Animal Kingdom: Stereoscopic Images of Natural History at Manchester Museum
Polly Checkland HardingIn this exhibition, artist and photographer Jim Naughten brings objects from Manchester Museum‘s collection to life using stereoscopic photography. Developed in the 1800s, stereoscopic photography creates the illusion of viewing images in 3D; the subject is photographed from a right and left-eye perspective and looked at through a stereoscopic viewer. For Animal Kingdom: Stereoscopic Images of Natural History, 20 pairs of photographs of specimens including an Atlantic white spotted octopus and a transparent chameleon are on display, contrasted with natural history specimens from the museum’s collections.

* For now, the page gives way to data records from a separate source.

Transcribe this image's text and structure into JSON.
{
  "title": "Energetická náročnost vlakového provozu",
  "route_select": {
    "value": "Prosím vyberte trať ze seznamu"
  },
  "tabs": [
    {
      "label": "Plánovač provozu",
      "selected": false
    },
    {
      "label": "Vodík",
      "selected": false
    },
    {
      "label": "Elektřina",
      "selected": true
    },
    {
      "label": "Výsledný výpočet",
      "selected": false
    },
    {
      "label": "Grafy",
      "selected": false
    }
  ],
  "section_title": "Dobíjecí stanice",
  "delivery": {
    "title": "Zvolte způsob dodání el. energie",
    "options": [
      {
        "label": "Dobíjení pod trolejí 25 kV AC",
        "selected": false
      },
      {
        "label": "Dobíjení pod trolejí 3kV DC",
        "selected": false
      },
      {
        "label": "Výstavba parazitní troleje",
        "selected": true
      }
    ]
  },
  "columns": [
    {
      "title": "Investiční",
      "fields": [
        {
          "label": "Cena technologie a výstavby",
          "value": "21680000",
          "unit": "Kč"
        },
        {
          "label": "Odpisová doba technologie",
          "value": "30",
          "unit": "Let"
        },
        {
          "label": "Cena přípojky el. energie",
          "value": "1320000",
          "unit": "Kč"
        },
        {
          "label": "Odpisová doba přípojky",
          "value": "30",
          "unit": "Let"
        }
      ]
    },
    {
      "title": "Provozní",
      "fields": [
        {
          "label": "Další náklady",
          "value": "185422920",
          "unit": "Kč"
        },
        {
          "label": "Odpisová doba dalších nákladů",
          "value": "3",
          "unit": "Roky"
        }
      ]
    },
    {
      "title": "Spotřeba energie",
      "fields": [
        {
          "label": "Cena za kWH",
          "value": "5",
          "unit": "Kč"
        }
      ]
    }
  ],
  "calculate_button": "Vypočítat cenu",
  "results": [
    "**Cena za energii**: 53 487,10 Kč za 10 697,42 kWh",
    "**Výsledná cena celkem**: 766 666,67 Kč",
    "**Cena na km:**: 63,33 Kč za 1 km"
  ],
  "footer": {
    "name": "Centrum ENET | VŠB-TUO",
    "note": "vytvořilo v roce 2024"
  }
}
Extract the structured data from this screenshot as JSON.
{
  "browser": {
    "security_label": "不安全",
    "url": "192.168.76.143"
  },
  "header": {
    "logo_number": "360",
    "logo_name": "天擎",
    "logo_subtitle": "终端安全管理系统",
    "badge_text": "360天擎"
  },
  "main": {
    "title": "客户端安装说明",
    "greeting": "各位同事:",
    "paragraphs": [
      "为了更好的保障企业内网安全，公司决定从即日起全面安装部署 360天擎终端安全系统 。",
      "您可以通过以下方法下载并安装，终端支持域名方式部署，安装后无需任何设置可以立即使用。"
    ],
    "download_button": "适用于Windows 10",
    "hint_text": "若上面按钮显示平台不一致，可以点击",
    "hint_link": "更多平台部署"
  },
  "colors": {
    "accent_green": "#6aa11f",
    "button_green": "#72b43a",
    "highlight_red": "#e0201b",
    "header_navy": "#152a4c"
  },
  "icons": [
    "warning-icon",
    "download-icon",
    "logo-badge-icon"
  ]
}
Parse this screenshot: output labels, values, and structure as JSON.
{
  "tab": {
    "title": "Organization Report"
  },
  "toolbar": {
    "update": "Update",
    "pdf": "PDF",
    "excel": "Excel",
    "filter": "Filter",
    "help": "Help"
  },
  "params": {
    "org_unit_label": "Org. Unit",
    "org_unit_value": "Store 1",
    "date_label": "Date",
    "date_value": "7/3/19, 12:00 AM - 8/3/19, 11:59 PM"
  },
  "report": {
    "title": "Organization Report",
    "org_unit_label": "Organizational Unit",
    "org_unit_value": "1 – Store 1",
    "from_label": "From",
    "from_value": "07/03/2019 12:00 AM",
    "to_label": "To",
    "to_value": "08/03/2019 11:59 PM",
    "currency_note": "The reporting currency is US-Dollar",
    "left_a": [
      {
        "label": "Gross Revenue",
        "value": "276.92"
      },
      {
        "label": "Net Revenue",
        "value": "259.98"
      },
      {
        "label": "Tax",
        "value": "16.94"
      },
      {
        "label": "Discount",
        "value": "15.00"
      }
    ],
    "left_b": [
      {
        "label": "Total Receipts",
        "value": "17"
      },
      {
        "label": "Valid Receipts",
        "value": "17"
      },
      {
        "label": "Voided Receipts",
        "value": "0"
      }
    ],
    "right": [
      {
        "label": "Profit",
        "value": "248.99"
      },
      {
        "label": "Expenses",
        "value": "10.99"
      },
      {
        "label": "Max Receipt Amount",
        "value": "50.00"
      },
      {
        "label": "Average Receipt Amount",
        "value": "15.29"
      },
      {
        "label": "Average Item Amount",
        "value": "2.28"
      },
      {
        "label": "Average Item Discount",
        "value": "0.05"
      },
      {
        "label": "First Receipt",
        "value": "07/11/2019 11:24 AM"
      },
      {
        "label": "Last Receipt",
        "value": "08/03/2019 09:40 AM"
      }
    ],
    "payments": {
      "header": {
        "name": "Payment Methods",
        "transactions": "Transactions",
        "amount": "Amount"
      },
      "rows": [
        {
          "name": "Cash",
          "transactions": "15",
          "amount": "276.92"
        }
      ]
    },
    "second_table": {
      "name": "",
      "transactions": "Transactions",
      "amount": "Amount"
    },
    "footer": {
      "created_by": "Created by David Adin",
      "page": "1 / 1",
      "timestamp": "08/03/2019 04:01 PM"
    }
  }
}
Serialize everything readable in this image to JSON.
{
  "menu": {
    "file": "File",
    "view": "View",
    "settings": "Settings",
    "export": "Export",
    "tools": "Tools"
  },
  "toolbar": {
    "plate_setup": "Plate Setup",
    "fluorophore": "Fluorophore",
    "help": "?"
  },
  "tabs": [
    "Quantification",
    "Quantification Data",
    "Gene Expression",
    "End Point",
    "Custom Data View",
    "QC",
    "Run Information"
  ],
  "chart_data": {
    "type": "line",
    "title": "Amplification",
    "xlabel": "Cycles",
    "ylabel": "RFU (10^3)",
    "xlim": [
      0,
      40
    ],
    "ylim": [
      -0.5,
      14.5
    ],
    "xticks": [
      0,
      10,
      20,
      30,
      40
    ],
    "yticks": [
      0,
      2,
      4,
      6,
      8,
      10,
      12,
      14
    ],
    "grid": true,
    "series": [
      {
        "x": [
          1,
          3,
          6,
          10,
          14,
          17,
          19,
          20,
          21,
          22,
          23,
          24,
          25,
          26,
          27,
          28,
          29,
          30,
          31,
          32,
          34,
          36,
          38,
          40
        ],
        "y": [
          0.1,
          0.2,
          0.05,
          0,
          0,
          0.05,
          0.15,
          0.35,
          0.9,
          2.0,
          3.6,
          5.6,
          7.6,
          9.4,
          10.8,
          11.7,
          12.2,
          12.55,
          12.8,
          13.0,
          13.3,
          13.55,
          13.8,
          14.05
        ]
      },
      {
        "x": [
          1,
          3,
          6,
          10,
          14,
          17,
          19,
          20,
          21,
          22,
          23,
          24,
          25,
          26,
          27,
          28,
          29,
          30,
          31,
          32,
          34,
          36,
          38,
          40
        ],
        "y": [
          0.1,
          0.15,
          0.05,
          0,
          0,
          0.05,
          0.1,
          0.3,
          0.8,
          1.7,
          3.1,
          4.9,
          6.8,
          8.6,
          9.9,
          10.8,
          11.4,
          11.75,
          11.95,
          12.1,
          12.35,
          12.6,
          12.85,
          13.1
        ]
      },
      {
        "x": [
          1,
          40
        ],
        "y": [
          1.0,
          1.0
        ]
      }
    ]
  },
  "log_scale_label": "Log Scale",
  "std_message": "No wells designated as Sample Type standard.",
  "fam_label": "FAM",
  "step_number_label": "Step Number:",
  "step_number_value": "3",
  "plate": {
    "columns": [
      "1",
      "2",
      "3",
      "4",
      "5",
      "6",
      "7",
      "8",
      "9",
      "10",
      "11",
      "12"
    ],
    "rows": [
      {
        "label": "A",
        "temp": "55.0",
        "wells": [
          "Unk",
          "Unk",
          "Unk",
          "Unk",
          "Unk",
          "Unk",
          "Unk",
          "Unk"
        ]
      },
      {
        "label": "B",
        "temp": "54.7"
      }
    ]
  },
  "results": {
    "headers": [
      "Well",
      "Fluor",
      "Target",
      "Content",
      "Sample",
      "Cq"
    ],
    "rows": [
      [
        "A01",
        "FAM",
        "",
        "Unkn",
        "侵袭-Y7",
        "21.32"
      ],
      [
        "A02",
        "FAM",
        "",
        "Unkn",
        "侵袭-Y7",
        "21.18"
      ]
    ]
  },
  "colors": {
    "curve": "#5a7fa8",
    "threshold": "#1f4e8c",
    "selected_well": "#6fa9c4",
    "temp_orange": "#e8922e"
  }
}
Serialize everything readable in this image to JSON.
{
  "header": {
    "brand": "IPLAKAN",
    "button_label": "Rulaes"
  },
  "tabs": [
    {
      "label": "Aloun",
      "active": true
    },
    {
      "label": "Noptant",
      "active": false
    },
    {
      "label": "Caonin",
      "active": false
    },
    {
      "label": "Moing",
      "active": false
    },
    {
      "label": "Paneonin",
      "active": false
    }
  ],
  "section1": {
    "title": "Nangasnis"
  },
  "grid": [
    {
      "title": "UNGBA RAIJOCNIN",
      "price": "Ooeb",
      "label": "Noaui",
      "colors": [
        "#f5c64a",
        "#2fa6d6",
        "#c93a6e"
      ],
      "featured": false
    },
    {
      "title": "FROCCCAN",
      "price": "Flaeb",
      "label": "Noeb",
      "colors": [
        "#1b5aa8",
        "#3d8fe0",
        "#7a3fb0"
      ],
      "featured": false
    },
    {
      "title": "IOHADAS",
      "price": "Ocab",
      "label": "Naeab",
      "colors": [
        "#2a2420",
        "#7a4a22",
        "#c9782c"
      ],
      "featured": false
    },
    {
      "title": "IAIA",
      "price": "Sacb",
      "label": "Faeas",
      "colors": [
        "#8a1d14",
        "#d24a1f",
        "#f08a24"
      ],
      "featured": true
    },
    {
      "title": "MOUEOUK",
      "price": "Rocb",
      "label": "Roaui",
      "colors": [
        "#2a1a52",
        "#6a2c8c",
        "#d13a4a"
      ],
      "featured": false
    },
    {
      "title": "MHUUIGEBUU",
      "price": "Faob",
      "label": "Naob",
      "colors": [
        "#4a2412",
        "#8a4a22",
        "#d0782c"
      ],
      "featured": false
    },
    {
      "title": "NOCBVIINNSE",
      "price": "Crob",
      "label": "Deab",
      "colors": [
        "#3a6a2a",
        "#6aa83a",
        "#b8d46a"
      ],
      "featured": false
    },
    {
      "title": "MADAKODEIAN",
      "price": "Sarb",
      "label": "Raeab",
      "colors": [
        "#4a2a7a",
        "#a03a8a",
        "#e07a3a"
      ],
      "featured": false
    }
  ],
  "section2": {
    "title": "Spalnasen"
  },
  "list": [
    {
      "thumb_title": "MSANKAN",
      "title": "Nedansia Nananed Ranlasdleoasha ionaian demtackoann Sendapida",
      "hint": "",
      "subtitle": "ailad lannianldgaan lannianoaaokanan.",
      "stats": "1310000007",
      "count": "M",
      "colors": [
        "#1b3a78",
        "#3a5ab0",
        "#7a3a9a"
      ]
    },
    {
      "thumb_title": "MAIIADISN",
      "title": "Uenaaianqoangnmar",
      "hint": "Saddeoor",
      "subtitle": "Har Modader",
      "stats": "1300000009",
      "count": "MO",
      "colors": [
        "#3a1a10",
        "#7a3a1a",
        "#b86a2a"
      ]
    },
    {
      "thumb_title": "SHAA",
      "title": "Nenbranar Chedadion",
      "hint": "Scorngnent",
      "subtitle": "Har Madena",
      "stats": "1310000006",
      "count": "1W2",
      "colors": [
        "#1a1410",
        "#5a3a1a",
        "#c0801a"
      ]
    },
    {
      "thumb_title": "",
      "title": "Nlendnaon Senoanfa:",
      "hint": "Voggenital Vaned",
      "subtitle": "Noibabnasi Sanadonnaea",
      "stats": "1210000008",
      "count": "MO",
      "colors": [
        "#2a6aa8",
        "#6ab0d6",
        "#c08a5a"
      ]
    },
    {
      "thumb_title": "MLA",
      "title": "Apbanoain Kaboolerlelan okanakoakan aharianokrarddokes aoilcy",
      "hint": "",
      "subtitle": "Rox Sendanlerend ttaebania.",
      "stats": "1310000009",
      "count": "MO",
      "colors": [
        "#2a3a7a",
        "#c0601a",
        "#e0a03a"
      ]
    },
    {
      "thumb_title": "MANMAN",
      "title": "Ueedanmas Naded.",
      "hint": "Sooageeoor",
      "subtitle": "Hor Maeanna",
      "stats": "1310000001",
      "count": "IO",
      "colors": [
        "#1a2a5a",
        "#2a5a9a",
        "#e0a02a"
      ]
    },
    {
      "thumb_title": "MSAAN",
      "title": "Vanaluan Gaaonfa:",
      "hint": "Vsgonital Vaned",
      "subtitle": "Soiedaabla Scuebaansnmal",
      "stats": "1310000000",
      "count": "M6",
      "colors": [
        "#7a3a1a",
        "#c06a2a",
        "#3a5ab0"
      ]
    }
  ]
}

Naughten spent a year engaging with collections including those of the Grant Museum of Zoology, the Oxford University Museum of Natural History and the Horniman Museum and Gardens in preparation for the exhibition. Martin Barnes, senior curator of photographs at the Victoria and Albert Museum in London, says of the photographs: “Witnessed in three dimensions, the specimens in fluid and articulated skeletons become sculptural. The bellying of a ribcage, the swoop of a tail, or the turn of a head is an expressive form in space.” This is, in other words, an opportunity to see museum specimens in a whole new way.